寂しい公園と踊
今日上司から解雇命令がくだされた――。
「はぁ、やってらんねぇよ!」
俺、相原 耕造は少量のお酒が入った缶を右手にひとり寂しく、公園のベンチに座っていた。
俺は、都内有数の証券会社の広報部門に務めていた。証券会社の広報部門というのは、ブランドのイメージアップや数々の投資家と関係構築を図る仕事を担う。と会社のホームページに書いてあるが、実際俺は投資家と関係を図るよりも、部下が起こしたミスを俺が尻拭いしている回数のほうが圧倒的に多いと思う。それでも、俺はこの会社に入社してから今日までちゃんと働いてきたはずなのに――
昼休み、社長室に呼び出された。
社長室に入ると、異様な空気が漂っていた。目の前には、手を組んで黒革のキャスター付きの椅子に座っている社長と、その横に人事部長、そのまた横に下を向きながら変にかしこまって座っている俺の上司の姿があった。
あまりの空気の冷たさに圧迫感を覚えた。そして、社長は低い声で言った。
「相原くん、君の功績は私の耳まで届いているよ。」
「ありがとうございます。」
そのあと社長は何か言おうとしたが、何も言わなかった。
「単刀直入に言おう相原くん。申し訳ないんだけど今日で君は解雇処分とする。」
え……。話が飛びすぎて、社長が何を言っているのか俺には理解できなかった。その言葉と同時に人事部長は、解雇通知書と書かれた紙を俺に手渡した。
「いや待ってくださいよ、どうして俺が――。」
次は人事部長が口を開いた。
「君は、この会社に素晴らしい功績を残してくれた。そこは高く評価しよう。しかしね、相原くん。」
人事部長は解雇通知書の横に、写真と履歴書のようなものを突き付けてきた。
「じゃあ、これはどう説明するのかな。」
上司は俺に質問させる猶予も与えず、言葉一つひとつに圧をかけながら言った。
この会社に俺は必要ない?頭が真っ白になった。怒りとリストラを受けるショックが入り混じって、体中の感覚が、徐々に外に抜けていく。

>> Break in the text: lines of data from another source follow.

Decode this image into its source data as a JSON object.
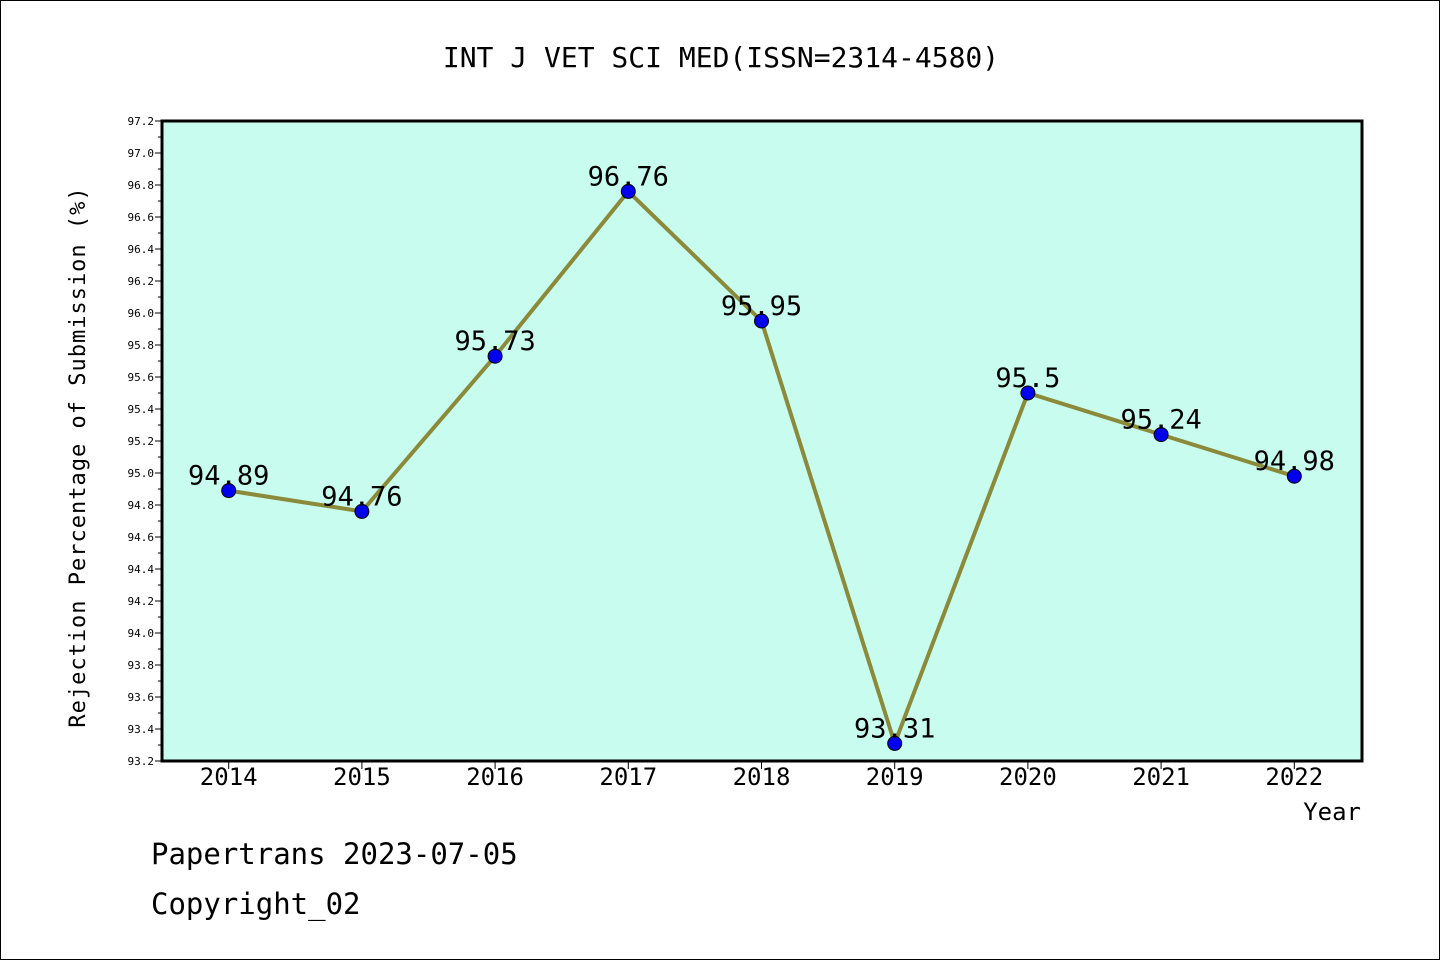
{
  "chart_data": {
    "type": "line",
    "title": "INT J VET SCI MED(ISSN=2314-4580)",
    "xlabel": "Year",
    "ylabel": "Rejection Percentage of Submission (%)",
    "categories": [
      "2014",
      "2015",
      "2016",
      "2017",
      "2018",
      "2019",
      "2020",
      "2021",
      "2022"
    ],
    "series": [
      {
        "values": [
          94.89,
          94.76,
          95.73,
          96.76,
          95.95,
          93.31,
          95.5,
          95.24,
          94.98
        ],
        "labels": [
          "94.89",
          "94.76",
          "95.73",
          "96.76",
          "95.95",
          "93.31",
          "95.5",
          "95.24",
          "94.98"
        ]
      }
    ],
    "ylim": [
      93.2,
      97.2
    ],
    "yticks": [
      "93.2",
      "93.4",
      "93.6",
      "93.8",
      "94.0",
      "94.2",
      "94.4",
      "94.6",
      "94.8",
      "95.0",
      "95.2",
      "95.4",
      "95.6",
      "95.8",
      "96.0",
      "96.2",
      "96.4",
      "96.6",
      "96.8",
      "97.0",
      "97.2"
    ],
    "grid": false,
    "colors": {
      "plot_background": "#c8fcee",
      "line": "#8b8a3a",
      "marker": "#0000ee"
    }
  },
  "footer": {
    "date_line": "Papertrans 2023-07-05",
    "copyright_line": "Copyright_02"
  }
}
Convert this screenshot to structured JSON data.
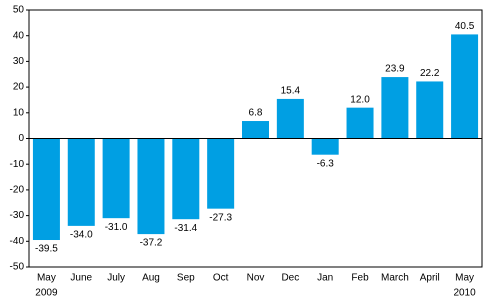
{
  "chart_data": {
    "type": "bar",
    "categories": [
      "May",
      "June",
      "July",
      "Aug",
      "Sep",
      "Oct",
      "Nov",
      "Dec",
      "Jan",
      "Feb",
      "March",
      "April",
      "May"
    ],
    "year_labels": [
      "2009",
      null,
      null,
      null,
      null,
      null,
      null,
      null,
      null,
      null,
      null,
      null,
      "2010"
    ],
    "values": [
      -39.5,
      -34.0,
      -31.0,
      -37.2,
      -31.4,
      -27.3,
      6.8,
      15.4,
      -6.3,
      12.0,
      23.9,
      22.2,
      40.5
    ],
    "value_labels": [
      "-39.5",
      "-34.0",
      "-31.0",
      "-37.2",
      "-31.4",
      "-27.3",
      "6.8",
      "15.4",
      "-6.3",
      "12.0",
      "23.9",
      "22.2",
      "40.5"
    ],
    "color": "#009fe3",
    "ylim": [
      -50,
      50
    ],
    "yticks": [
      -50,
      -40,
      -30,
      -20,
      -10,
      0,
      10,
      20,
      30,
      40,
      50
    ],
    "grid": false
  }
}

「あぁ、わかったよ。こんな会社なんかどうだって良いね!」
俺は咄嗟そう言って、会社を飛び出して、今に至る。
「はぁ、人生ここまでかな。」
苦笑いしながら首を下に落とし、ため息をついた。俺は重い腰をベンチから離した。
チリリとズボンのポケットから着信音が鳴った。今の状態で電話に出たくないとつぶやくが、着信音は鳴りやまない。溜息をつきながら振動するスマホを取り出し、電話に出た。
家に帰っていた。
家に帰っている途中、道の隅っこに人溜まりができていた。なんだろうと思って、俺は、恐るおそる近づいてみると、人が取り囲む中心で音楽に乗りながら楽しく踊っているダンサーがいた――。